L'article 9-1 de la loi du 10 juillet 1965, dans sa rédaction issue de la loi ALUR,
impose à chaque copropriétaire de s'assurer contre les risques de responsabilité civile
dont il doit répondre, qu'il occupe son lot ou qu'il le loue. Un
appartement marseillais mis en location est presque toujours dans un immeuble en
copropriété : l'obligation s'applique donc dans l'immense majorité des cas.
La conséquence de cette rédaction est contre-intuitive et mérite d'être dite : une
maison individuelle louée, qui n'appartient à aucune copropriété,
échappe à ce texte. L'assurance y reste vivement conseillée — pour toutes les raisons
exposées plus bas — mais elle n'est pas imposée par lui.
Le raccourci à ne pas prendre : « je loue, donc je dois avoir une PNO »
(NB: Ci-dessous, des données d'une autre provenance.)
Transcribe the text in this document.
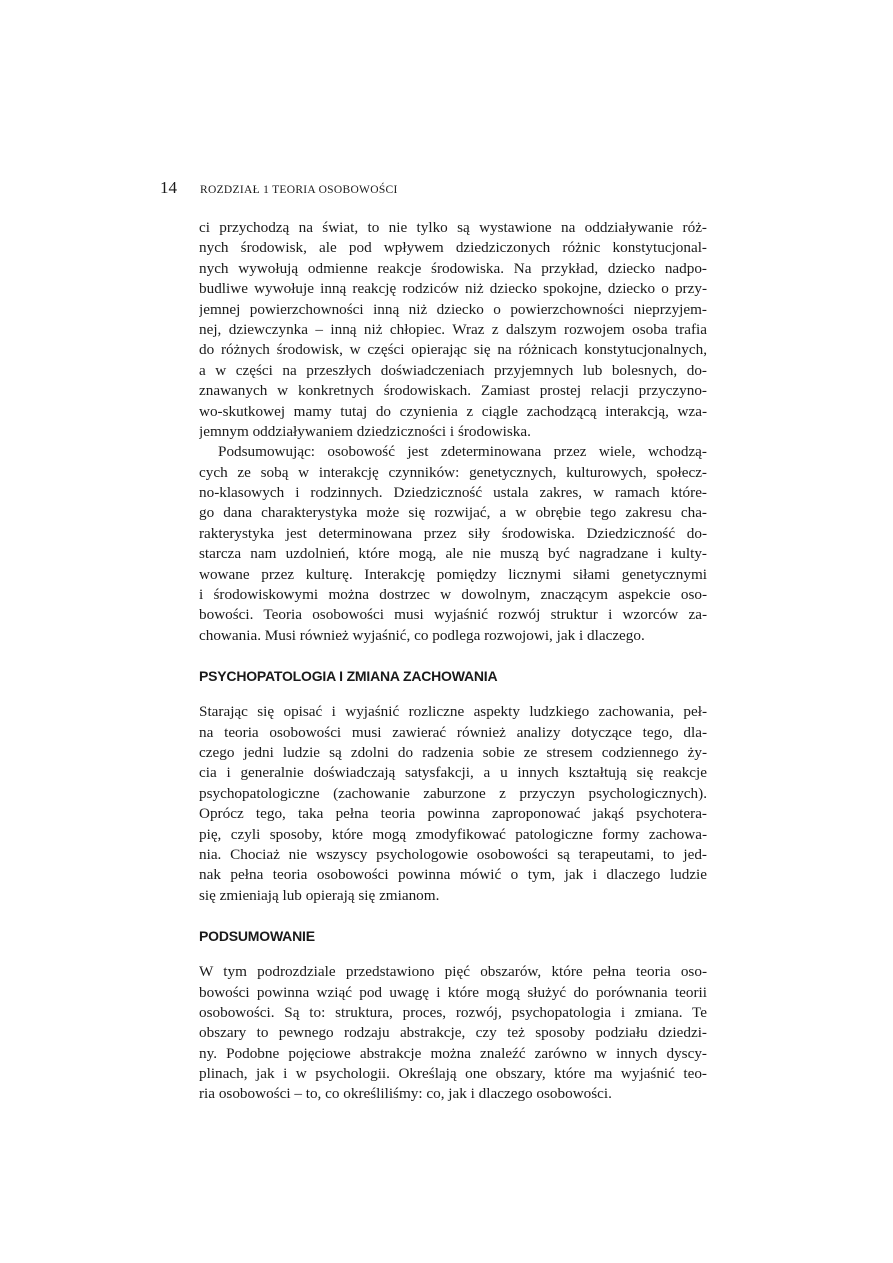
14	ROZDZIAŁ 1 TEORIA OSOBOWOŚCI
ci przychodzą na świat, to nie tylko są wystawione na oddziaływanie róż-
nych środowisk, ale pod wpływem dziedziczonych różnic konstytucjonal-
nych wywołują odmienne reakcje środowiska. Na przykład, dziecko nadpo-
budliwe wywołuje inną reakcję rodziców niż dziecko spokojne, dziecko o przy-
jemnej powierzchowności inną niż dziecko o powierzchowności nieprzyjem-
nej, dziewczynka – inną niż chłopiec. Wraz z dalszym rozwojem osoba trafia
do różnych środowisk, w części opierając się na różnicach konstytucjonalnych,
a w części na przeszłych doświadczeniach przyjemnych lub bolesnych, do-
znawanych w konkretnych środowiskach. Zamiast prostej relacji przyczyno-
wo-skutkowej mamy tutaj do czynienia z ciągle zachodzącą interakcją, wza-
jemnym oddziaływaniem dziedziczności i środowiska.
Podsumowując: osobowość jest zdeterminowana przez wiele, wchodzą-
cych ze sobą w interakcję czynników: genetycznych, kulturowych, społecz-
no-klasowych i rodzinnych. Dziedziczność ustala zakres, w ramach które-
go dana charakterystyka może się rozwijać, a w obrębie tego zakresu cha-
rakterystyka jest determinowana przez siły środowiska. Dziedziczność do-
starcza nam uzdolnień, które mogą, ale nie muszą być nagradzane i kulty-
wowane przez kulturę. Interakcję pomiędzy licznymi siłami genetycznymi
i środowiskowymi można dostrzec w dowolnym, znaczącym aspekcie oso-
bowości. Teoria osobowości musi wyjaśnić rozwój struktur i wzorców za-
chowania. Musi również wyjaśnić, co podlega rozwojowi, jak i dlaczego.
PSYCHOPATOLOGIA I ZMIANA ZACHOWANIA
Starając się opisać i wyjaśnić rozliczne aspekty ludzkiego zachowania, peł-
na teoria osobowości musi zawierać również analizy dotyczące tego, dla-
czego jedni ludzie są zdolni do radzenia sobie ze stresem codziennego ży-
cia i generalnie doświadczają satysfakcji, a u innych kształtują się reakcje
psychopatologiczne (zachowanie zaburzone z przyczyn psychologicznych).
Oprócz tego, taka pełna teoria powinna zaproponować jakąś psychotera-
pię, czyli sposoby, które mogą zmodyfikować patologiczne formy zachowa-
nia. Chociaż nie wszyscy psychologowie osobowości są terapeutami, to jed-
nak pełna teoria osobowości powinna mówić o tym, jak i dlaczego ludzie
się zmieniają lub opierają się zmianom.
PODSUMOWANIE
W tym podrozdziale przedstawiono pięć obszarów, które pełna teoria oso-
bowości powinna wziąć pod uwagę i które mogą służyć do porównania teorii
osobowości. Są to: struktura, proces, rozwój, psychopatologia i zmiana. Te
obszary to pewnego rodzaju abstrakcje, czy też sposoby podziału dziedzi-
ny. Podobne pojęciowe abstrakcje można znaleźć zarówno w innych dyscy-
plinach, jak i w psychologii. Określają one obszary, które ma wyjaśnić teo-
ria osobowości – to, co określiliśmy: co, jak i dlaczego osobowości.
est faux dans un sens et insuffisant dans l'autre. Faux, parce qu'une maison individuelle
n'est pas visée. Insuffisant, parce qu'un copropriétaire y est tenu même quand son lot
est vide, invendu ou en travaux — l'obligation suit la qualité de copropriétaire, pas
l'occupation.
Le fonctionnement de l'assurance de l'immeuble et la frontière entre parties communes et
privatives sont détaillés sur notre
page consacrée à
l'assurance en copropriété. Les deux sujets sont indissociables : c'est le même
article de loi, lu depuis deux places différentes.
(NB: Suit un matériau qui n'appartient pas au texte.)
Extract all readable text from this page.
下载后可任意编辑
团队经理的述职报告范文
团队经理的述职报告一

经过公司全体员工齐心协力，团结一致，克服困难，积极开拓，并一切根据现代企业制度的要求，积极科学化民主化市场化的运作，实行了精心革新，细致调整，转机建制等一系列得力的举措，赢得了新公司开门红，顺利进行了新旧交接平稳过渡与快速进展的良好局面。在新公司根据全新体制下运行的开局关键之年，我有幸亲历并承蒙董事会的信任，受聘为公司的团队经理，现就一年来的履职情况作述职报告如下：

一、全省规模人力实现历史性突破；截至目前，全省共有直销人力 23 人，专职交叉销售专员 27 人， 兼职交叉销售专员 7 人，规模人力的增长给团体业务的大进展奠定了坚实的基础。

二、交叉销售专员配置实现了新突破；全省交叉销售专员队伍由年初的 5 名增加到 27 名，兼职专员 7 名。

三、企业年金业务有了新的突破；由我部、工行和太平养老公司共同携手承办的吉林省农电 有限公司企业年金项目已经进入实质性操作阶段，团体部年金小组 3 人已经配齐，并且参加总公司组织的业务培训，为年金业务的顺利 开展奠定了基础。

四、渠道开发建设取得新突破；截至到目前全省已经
Ce que le contrat de votre locataire ne couvre pas
Le locataire a lui aussi une obligation, mais elle vient d'un autre texte : la loi du
6 juillet 1989 lui impose de s'assurer contre les risques locatifs et de
vous en fournir la justification chaque année. C'est une obligation réelle, dont
l'inexécution vous ouvre une faculté précise : souscrire une assurance pour son compte et
en récupérer le coût, après une mise en demeure restée sans effet.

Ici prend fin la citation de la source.